Even before Donald Trump became President, congressional Republican tax reformers had been aiming to get rid of or at least tightly curtail the state and local tax deduction, known as SALT, that mainly benefits residents of New York and other high-tax blue states.

Gov. Cuomo had been loudly complaining about the assault on SALT months before the federal tax reform bill finally passed in December. After it passed, he effectively declared an emergency closeout sale, urging homeowners to pre-pay property taxes before the end of the year in order to qualify for one last full federal deduction.

And yet in the budget he introduced Jan. 16, Cuomo proposed nothing to prevent the very same federal changes from automatically eliminating or capping itemized deductions on New York’s state income tax. Leaving the law unchanged would automatically increase taxes by more than $700 million on well over a million New Yorkers who itemize on their state returns.

Cuomo’s Executive Budget plan actually baked a $700 million tax hike into projected state personal income receipts starting the fiscal year after next. Yet this non-trivial factor was not even mentioned in the voluminous budget narrative.

Pressed to explain the oversight, a Cuomo administration spokesman cited the need to “analyze the bill thoroughly and solicit feedback from outside experts.”

But it didn’t take an expert to see this coming. Any New Yorker who’s ever completed the state’s IT-201 resident tax form could tell you that state itemized deductions are based directly on federal itemized deductions.
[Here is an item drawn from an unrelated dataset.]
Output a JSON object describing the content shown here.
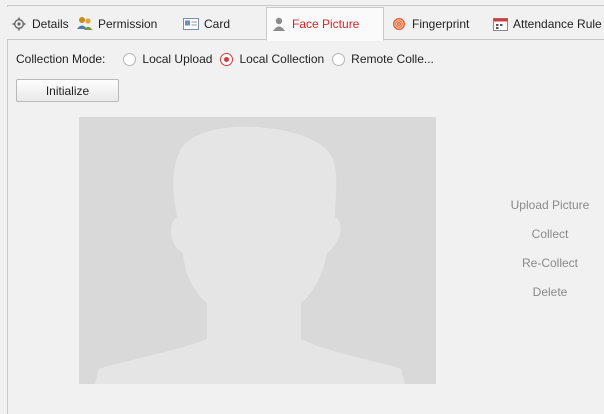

Indeed, within days of the federal bill’s passage in December, Sen. Simcha Felder, D-Brooklyn, had introduced a bill to decouple key provisions of state personal income tax from federal law.

Yet another potential tax hike came to light a few days after the governor’s budget rollout, when a tax department report estimated that the federal changes could cause state income taxes to rise by $841 million for 5.2 million single filers claiming New York’s standard deduction.

Last week, the Senate passed Felder’s bill tweaking current state law to head off both changes, with no net cost to the state. Not to be outdone, Cuomo issued a statement promising to “propose legislation to address the impacts arising from our coupled (to federal law) tax system.”

Amid all this posturing, few seem to have noticed that Cuomo already has proposed legislation to address at least one impact of the federal tax bill.

Under current law, New York’s Empire State Child Credit — an added break for families with kids — is pegged at a maximum of 33% of the federal child credit, which Congress just doubled from $1,000 to $2,000. With no further change in the state tax code, the federal reform would boost the New York’s credit to $666 and make it available to additional thousands of families higher up the income scale, generating a tax cut estimated at $500 million.

To prevent that big tax cut from happening, Cuomo’s budget includes language decoupling the Empire State Child Credit from the federal credit, ensuring the break on New York income taxes stays at its current level rather than doubling and becoming available to more families.

It’s no surprise that the governor would want to prevent a $500 million revenue loss at a time when he was facing a $4.4 billion budget gap. But he has yet to explain why he chose to act quickly (if not “haphazardly”) to stop New Yorkers from getting a tax cut, even while dawdling over a simple tax code tweak needed to prevent a tax increase.

Meanwhile, Cuomo is exploring the notion of replacing at least some of the state’s personal income tax, which is no longer fully deductible on individual federal taxes, into a payroll tax, which employers could deduct from federal business taxes. Although the idea would be incredibly complicated and difficult to implement, the governor is promising to have fleshed-out legislation in his 30-day amendments, due in mid-February.

Cuomo has compared the federal tax bill and its SALT cap to a “missile” aimed at New York. But the best missile defense would be a strategy aimed at actually reducing New York taxes — not creating new ones.

McMahon is research director of the Empire Center for Public Policy and an adjunct fellow at the Manhattan Institute.